TRATTO DALLA PRESENTAZIONE DI:
Orietta Berlanda
Il segreto di molte creazioni artistiche risiede nell’impiego di una struttura “semplice” ed efficace: la contrapposizione tra due concetti opposti. È questa la felice formula che sta alla base del libro d’arte Dolomiti/New York.
Un ossimoro è già nel titolo, figura retorica che gioca sul paradosso e sull’improbabile, al pari di “ghiaccio bollente” o “gelida estate”. Ma la contrapposizione assiologica natura/cultura è rintracciabile nell’intero impianto del libro, declinata in varie forme .

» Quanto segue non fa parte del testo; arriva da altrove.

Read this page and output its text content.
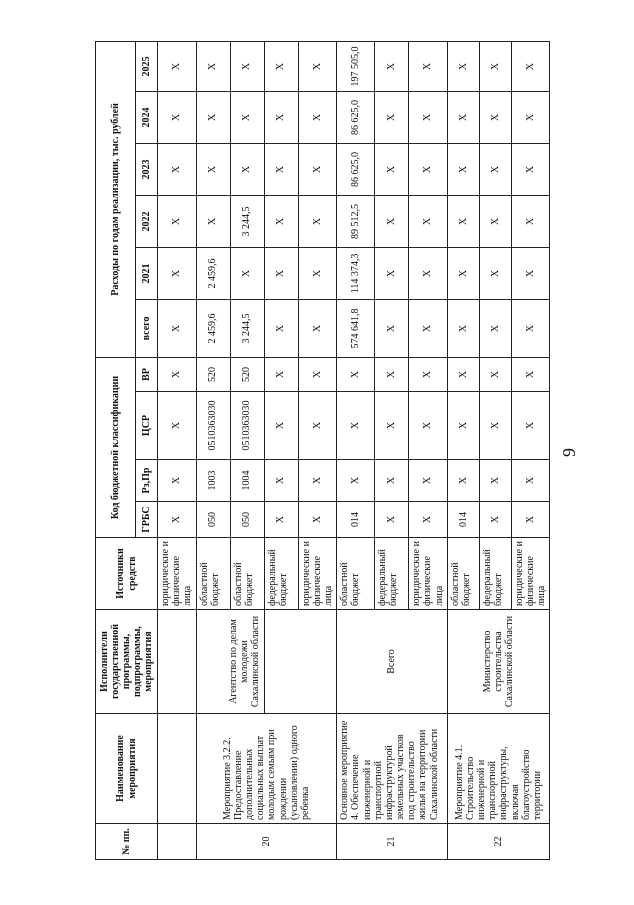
9
№ пп.	Наименование мероприятия	Исполнители государственной программы, подпрограммы, мероприятия	Источники средств	Код бюджетной классификации				Расходы по годам реализации, тыс. рублей					
				ГРБС	Рз,Пр	ЦСР	ВР	всего	2021	2022	2023	2024	2025
			юридические и физические лица	X	X	X	X	X	X	X	X	X	X
20	Мероприятие 3.2.2. Предоставление дополнительных социальных выплат молодым семьям при рождении (усыновлении) одного ребенка	Агентство по делам молодежи Сахалинской области	областной бюджет	050	1003	0510363030	520	2 459,6	2 459,6	X	X	X	X
			областной бюджет	050	1004	0510363030	520	3 244,5	X	3 244,5	X	X	X
			федеральный бюджет	X	X	X	X	X	X	X	X	X	X
			юридические и физические лица	X	X	X	X	X	X	X	X	X	X
21	Основное мероприятие 4. Обеспечение инженерной и транспортной инфраструктурой земельных участков под строительство жилья на территории Сахалинской области	Всего	областной бюджет	014	X	X	X	574 641,8	114 374,3	89 512,5	86 625,0	86 625,0	197 505,0
			федеральный бюджет	X	X	X	X	X	X	X	X	X	X
			юридические и физические лица	X	X	X	X	X	X	X	X	X	X
22	Мероприятие 4.1. Строительство инженерной и транспортной инфраструктуры, включая благоустройство территории	Министерство строительства Сахалинской области	областной бюджет	014	X	X	X	X	X	X	X	X	X
			федеральный бюджет	X	X	X	X	X	X	X	X	X	X
			юридические и физические лица	X	X	X	X	X	X	X	X	X	X
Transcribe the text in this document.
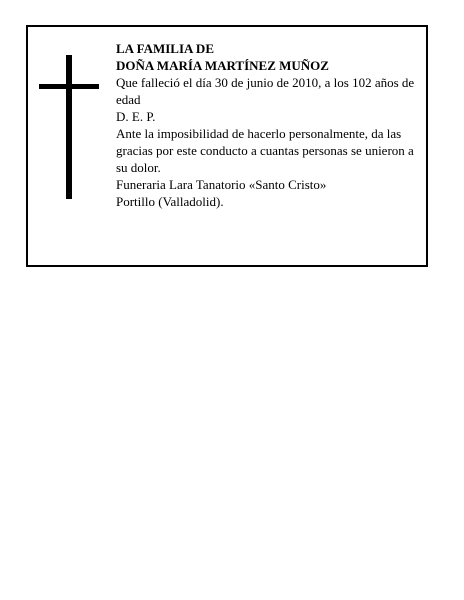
LA FAMILIA DE

DOÑA MARÍA MARTÍNEZ MUÑOZ

Que falleció el día 30 de junio de 2010, a los 102 años de edad

D. E. P.

Ante la imposibilidad de hacerlo personalmente, da las gracias por este conducto a cuantas personas se unieron a su dolor.

Funeraria Lara Tanatorio «Santo Cristo»

Portillo (Valladolid).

Il tema di questo progetto a due mani presenta una polarità della natura umana : l’uomo immerso nel caos della città aspira alla quiete della natura, mentre chi vive nel verde è attratto dalla metropoli. L’uso dei contrari è una forma di pensiero archetipica, ed esprime una percezione della vita in perenne squilibrio, da cui deriverebbe una conseguente ricerca di forme compensatrici per ripristinare quello che Bruno Munari chiama l’“ equilibrio simultaneo degli opposti ”.
L’idea di associare le fotografie dei grattacieli di Manhattan alle vette delle Dolomiti nasce al rientro delle autrici da un viaggio a New York. Se sconfinata è la letteratura sulla città newyorkese, così come quella sulle Dolomiti, la novità risiede nell’unione di queste due realtà antitetiche. Da una parte i colori delle Dolomiti nelle immagini di Luisella Savorelli e dei quadri di Annamaria Gelmi, dall’altra tracce trasparenti di Manhattan. Ne risulta un serrato intreccio tra entità naturali e prodotti della cultura: tra il ponte di Brooklin e le Tre Cime del Lavaredo, tra il Seagram Building di Mies Van der Rohe e il Gruppo del Sella, tra il Chrysler Building e il Gruppo delle Terze, tra il Guggenheim Museum di Frank Loyd Wright e il Sass Pordoi, tra il MoMa e il Catinaccio Punta Emma, tra il Ground Zero e Punta Grohmann, e ancora tra il quartier generale della Apple (emblematica dell’albero della conoscenza, della scienza con Newton, e ancora della Grande Mela) e il Catinaccio. Le duplici sovrapposizioni raggiungono momenti di autentica poesia: lo stormo di uccelli sul Catinaccio si sovrappone ai grappoli luminosi di Time Square; l’arcobaleno sul Gruppo del Sella colora il grigio skyline di New York; infine una stessa emozione sublime avvolge la Statua della Libertà così come le rocce dolomitiche.
Le opere di Annamaria Gelmi da vari anni interpretano lo skyline delle montagne e lo pongono a simbolo di una possibile lettura del mondo e dell’oltre. Qui, ribaltando il rapporto montagna e cielo, della montagna-barriera non rimane che la sua silhouette , mentre l’eterea spazialità del cielo si materializza nella carta giapponese incollata sulla tela.
A collegare le due letture delle Dolomiti sono i trasparenti, che separando/congiungendo le Dolomiti con la loro trasposizione pittorica, producono un curioso interscambio tra pieno e vuoto, cosicché, nel loro insieme, sagome dei monti, corrispettive silhouette e scorci urbani trasparenti, offrono una lettura dinamica del diabolico confronto tra due realtà dialettiche, come ha ben intuito Fortunato Depero nell’opera Homus Diabolicus accostando le Dolomiti a New York.